EC・宅配チャネルの多様化も進んでいます。松屋フーズは既存の大手モールに加え新興プラットフォーム「Temu」、越境EC「AliExpress」への出店で、店舗商圏の外にいる顧客層にも短期間でリーチできることを示しました。ローソンもUber Eats・出前館・menuに自社アプリを重ね、8月からは「ロケットナウ」との連携も始めます。複数チャネルを並行運用することで、既存の顧客層とは異なる購買層への接点を増やす戦略が業界全体で強まっています。大手チェーンは本社機能や新拠点を動かしてまで新業態開発に力を入れ、新業態競争は中食領域でも激しさを増しています。

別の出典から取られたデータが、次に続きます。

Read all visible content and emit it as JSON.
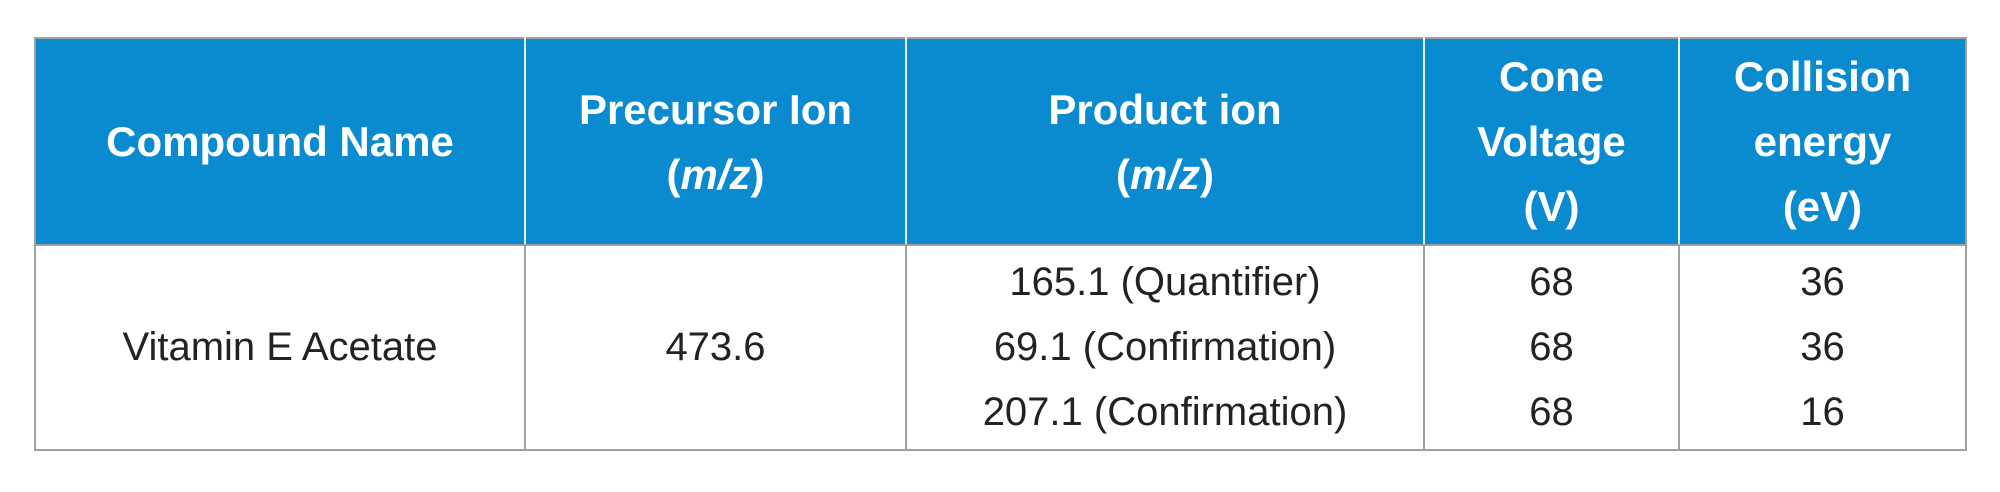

中食の対象も家庭内食にとどまらず、法人向けに広がっています。江崎グリコの健康社食デリバリーは、外食ランチの値上げとオフィス街の店舗不足という構造的な問題を背景に、福利厚生という文脈で企業に導入される新しい中食の形です。単なる宅配弁当ではなく健康経営という付加価値を打ち出している点が、従来のテイクアウト・宅配との違いといえます。
季節需要への対応も中食の重要な競争軸になっています。ロピア系列が焼肉店を丸ごと期間限定のうなぎ食べ放題業態に転換した事例は、食品スーパーの仕入力を武器に季節限定・体験型の切り口で客足を集める好例です。ローソンが猛暑期にアイスや冷たい麺の売上を伸ばした動きも同様に、季節性に合わせた商品構成の柔軟さが中食の強みになることを示しています。
出店戦略にも地域性を織り込む動きが見られます。ゴーゴーカレーの糀谷店は、周辺の商店街に総菜屋や八百屋が並ぶ地域性を踏まえ、カレー専門店でありながら揚げ物を単品総菜として販売する構成にしています。業態の境界が緩やかになり、専門店が周辺の生活動線に合わせて商品構成を柔軟に変える例です。
ただし、売上規模と利益体質は別問題です。テイクアウト・弁当業態は単価が低く、原価の変動がそのまま利益を直撃しやすい構造があります。うなぎのように仕入れ値が下がっても、人件費・コメ価格・容器代など別のコストが上がれば利益は改善しません。専門店は仕入れ量が少なく固定費比率も高いため、同じ食材価格の変動でも量販店より受ける影響が大きくなります。
物流網の単一障害点リスクも見えてきました。ニチレイのシステム障害では複数の外食チェーンで品切れ・臨時休業が発生した一方、新潟市東区の給食食材卸売業者は複数メーカーと取引を分散していたため学校への納入が滞りませんでした。平時の分散体制と外部要因の両方が明暗を分けたことが分かります。
経営の打ち手
中食参入を検討する場合、まず自店の強みが「持ち帰り・宅配に向く商品」かどうかを見極めることが出発点になります。焼肉や揚げ物系のように持ち帰りでも味の劣化が少ない業態は参入しやすい一方、店内での提供体験が価値の中心の業態は無理に中食化しない選択も合理的です。